08/09/14 • by Betty Tyler • The Redlands Daily Facts

The Redlands Symphony Orchestra served up several helpings of graceful, elegant music Friday night at the Redlands Bowl — with a sprinkling of humor and a large scoop of virtuosity.

The most obvious virtuosity came from violinist Roberto Cani, who soloed on Mendelssohn’s Violin Concert — more about that later.

But the Redlands Symphony showed off its own virtuosic chops in Sergei Prokofiev’s Classical Symphony, music written during World War I that, in the world of classical music, still has a contemporary feel. That’s classical as opposed to popular, not classical in the narrower sense of the 18th century music of Mozart and Haydn.

Classical music does seem to have a longer timeline than popular tunes do. If you put Prokofiev’s Classical Symphony next to “K-K-K-Katy” or “I’m Forever Blowing Bubbles,” songs that date from about the same era, Prokofiev sounds much more modern.

Frank Fetta, who conducted the Redlands Symphony, told a story that placed Prokofiev in an era that was starting to be modern, but was still far removed from today’s electronic age. Fetta said Prokofiev had been one of the first people in the Soviet Union to have a car and that when he hit someone with that car (the person did not die), he was outraged that someone was in his way.

However, there was no outrage in Friday night’s concert. Fetta, who is the Redlands Bowl Summer Music Festival’s artistic adviser, said the evening’s music all had “tremendous grace and tremendous elegance,” rather than a big, grandiose sound.

And it did, beginning with the overture to Mozart’s “The Marriage of Figaro,” a short, familiar piece of music that started the concert on a lively note.

The first piece on an orchestral concert at the Redlands Bowl is often the one in which either the sound system is getting fine-tuned or my ears are adjusting to the sound of the orchestra amplified in an outdoor setting. By the time the overture was over, my ears were tuned, but in the meantime, I heard some passages in the woodwinds that I don’t remember as being that prominent. They were quite pleasant, so I’m certainly not complaining.

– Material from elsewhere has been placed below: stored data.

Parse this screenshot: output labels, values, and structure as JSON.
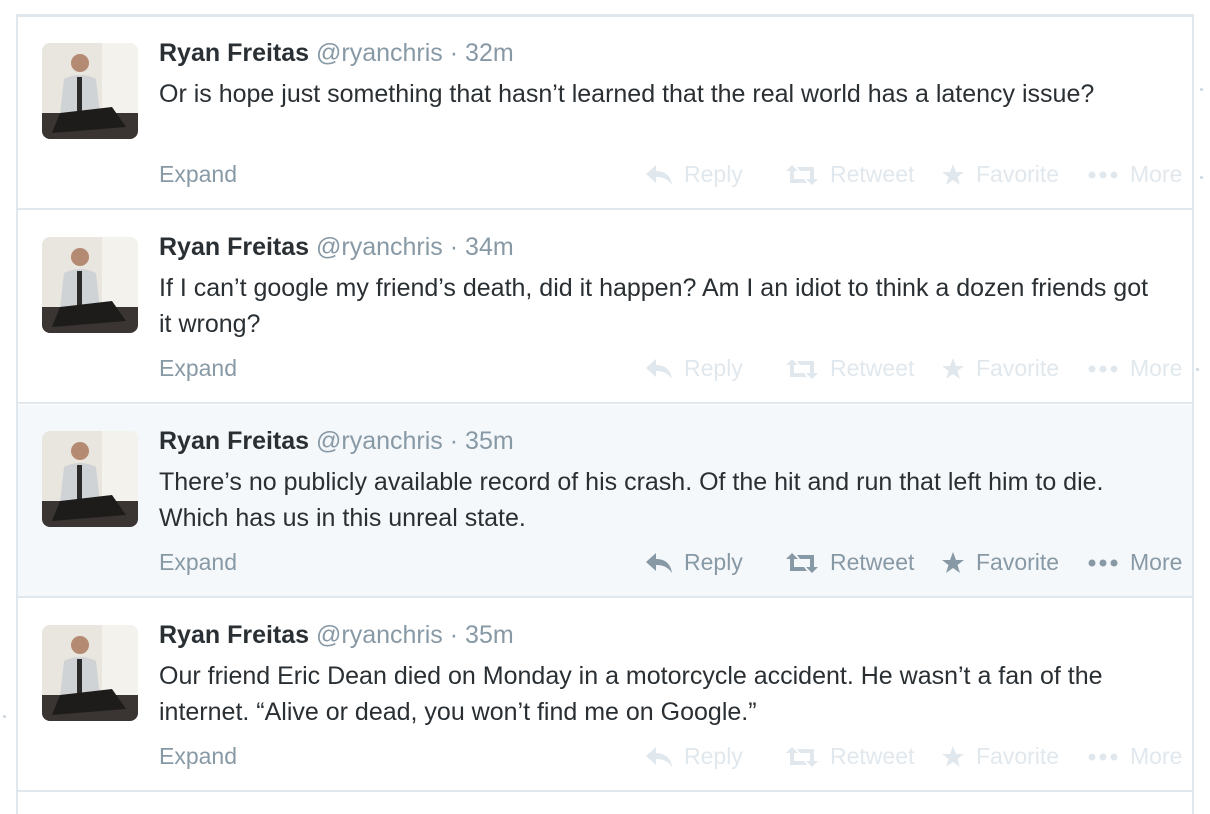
{
  "labels": {
    "expand": "Expand",
    "reply": "Reply",
    "retweet": "Retweet",
    "favorite": "Favorite",
    "more": "More"
  },
  "colors": {
    "name": "#292f33",
    "meta": "#8899a6",
    "action_faint": "#e1e8ed",
    "highlight_bg": "#f5f8fa"
  },
  "icons": [
    "reply-icon",
    "retweet-icon",
    "star-icon",
    "ellipsis-icon"
  ],
  "tweets": [
    {
      "name": "Ryan Freitas",
      "handle": "@ryanchris",
      "time": "· 32m",
      "text": "Or is hope just something that hasn’t learned that the real world has a latency issue?"
    },
    {
      "name": "Ryan Freitas",
      "handle": "@ryanchris",
      "time": "· 34m",
      "text": "If I can’t google my friend’s death, did it happen? Am I an idiot to think a dozen friends got it wrong?"
    },
    {
      "name": "Ryan Freitas",
      "handle": "@ryanchris",
      "time": "· 35m",
      "text": "There’s no publicly available record of his crash. Of the hit and run that left him to die. Which has us in this unreal state."
    },
    {
      "name": "Ryan Freitas",
      "handle": "@ryanchris",
      "time": "· 35m",
      "text": "Our friend Eric Dean died on Monday in a motorcycle accident. He wasn’t a fan of the internet. “Alive or dead, you won’t find me on Google.”"
    }
  ]
}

Next was Prokofiev’s Classical Symphony — but wait. Fetta explained that Prokofiev used an expanded version of the symphony’s third movement, a gavotte, in the music he wrote for the ballet “Romeo and Juliet.” And before the orchestra played the symphony with the original, shorter gavotte, they played the extended one.

You can hear elegance in the delicate music and practically see dancers.

The elegance was still there in the whole symphony, along with some rhythms giving an almost off-balance feeling and a beautiful, clear melody in the second movement.

The fourth and final movement was so fast and lively, it had an almost carnival-like feel at times, and it was ideal for a summer evening at the Bowl.

After intermission came elegance and virtuosity of a different flavor, in Mendelssohn’s Violin Concerto.

Cani, an Italian-born violinist who won the Paganini International Competition in Genoa when he was 21, was the soloist, and from his first note, he carried a sweet, powerful tone through the concerto.

He also made easy work of lots of difficult notes, making beautiful, exciting music of them.

For those familiar with classical music standards, the Mendelssohn concerto is an old friend. For those who may not have met the concerto before, Friday night’s performance was an easy, beautifully melodic introduction to it. What’s not to love in a Mendelssohn melody?

And the combination of Mendelssohn and Cani’s playing brought loud cheers from the audience as the music ended, with many people on their feet.

The audience cheered Cani back on stage for two encores, first a delightful performance of Fritz Kreisler’s “Liebesfreud” with the orchestra. That nearly brought a tear to my eye, partly because of the performance, but also because my father, who was an amateur violinist, enjoyed playing Kreisler. I can remember hearing him play “Liebesfreud” (“Love’s Joy”) in the living room at home when I was a child, with my mother accompanying him on the piano.

Cani’s “Liebesfreud” with the Redlands Symphony, of course, was miles beyond my parents’ living room rendition, but the memory does add something to the music.

Cani’s final encore was Paganini’s Caprice No. 24, a brilliant, exciting piece that shows off just about everything the violin can do — and Cani did.

It was the perfect burst of musical fireworks to end the evening.